The Smart Mobile Enterprise

If you travel even moderately for business, you can rack up wireless access expenses that top $100 per trip. If in the course of one day you connect at the airport, at the hotel twice a day, at a couple of hotspots, and then at the airport on the way home, you could easily spend more on one trip for Internet access than you do at home for a whole month of broadband.

The smart and mobile enterprise is looming just around the corner. In the emerging Smartphone society, cool will not have to carry a laptop at all. Newer device models from Motorola, Nokia, Palm, Research in Motion, and others cram access to e-mail, the Web, and ever-more business applications and company intranets in with the look and function of a cell phone. Never mind the annoyingly tiny screen and short battery life. With starting prices of around $200, every one's going to want to be smart while on the move.
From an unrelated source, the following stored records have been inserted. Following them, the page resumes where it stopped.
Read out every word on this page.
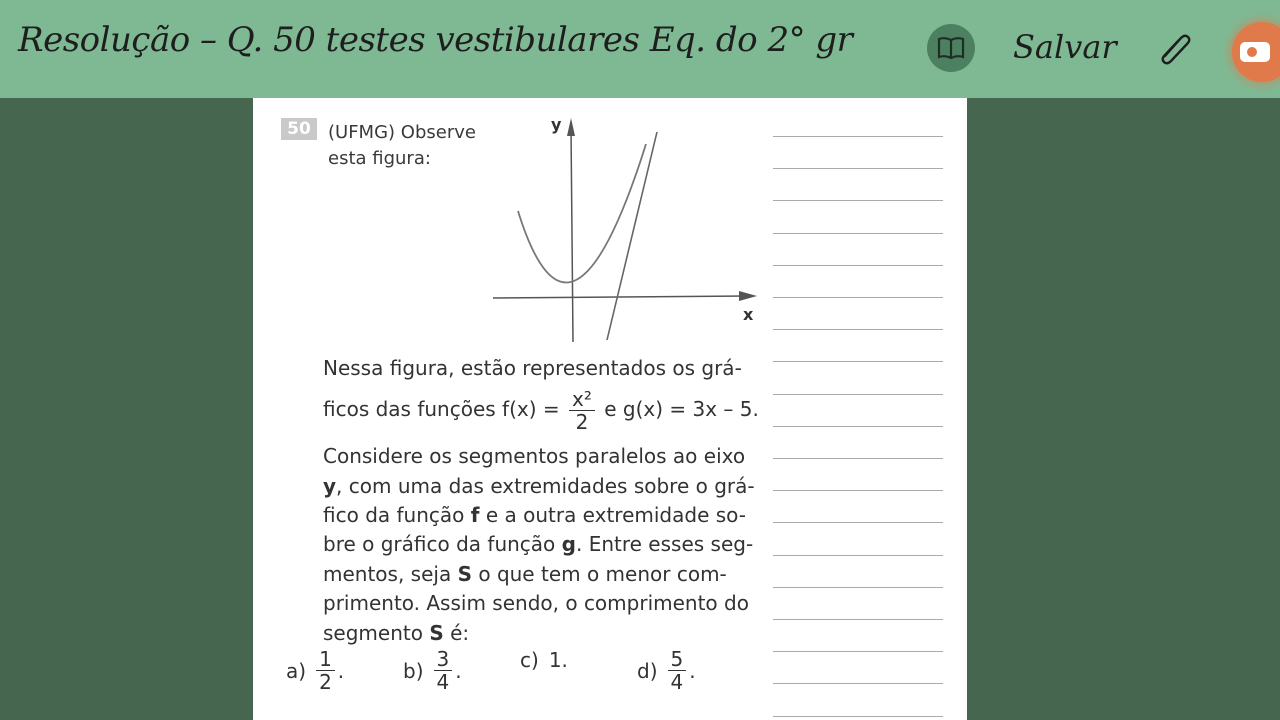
Resolução – Q. 50 testes vestibulares Eq. do 2° gr	Salvar
50 (UFMG) Observe
esta figura:
y
x
Nessa figura, estão representados os grá-
ficos das funções $f(x) = \frac{\text{x²}}{2}$ e g(x) = 3x – 5.
Considere os segmentos paralelos ao eixo
y, com uma das extremidades sobre o grá-
fico da função f e a outra extremidade so-
bre o gráfico da função g. Entre esses seg-
mentos, seja S o que tem o menor com-
primento. Assim sendo, o comprimento do
segmento S é:
$a) \frac{1}{2}$ .	$b) \frac{3}{4}$ .	c) 1.	$d) \frac{5}{4}$ .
The Smartphone market is booming. In the first half of this year, 38.5 million were shipped worldwide, up 75% from the same period last year. More than 200 million smart phones will ship annually by 2009, In-Stat predicts. Businesses and individuals are buying them, and Smartphone makers are blurring the line, pitching their products as "prosumer" devices for both work and personal use.

Wireless Internet access is a blessing and a curse to the business traveler. While you can be more productive than ever, staying in contact with clients and colleagues no matter where you roam, often you’re left scrabbling for a wireless access point. In airports often you have to position yourself just right to get a signal and it often is difficult to set up the connection. Once you do get your connection set up, the signal frequently fades in and out. Some hotels charge up to $12 per connection to use their wireless networks, and free wi-fi isn’t anywhere near the universal feature we sometimes think it is, especially in smaller towns and cities.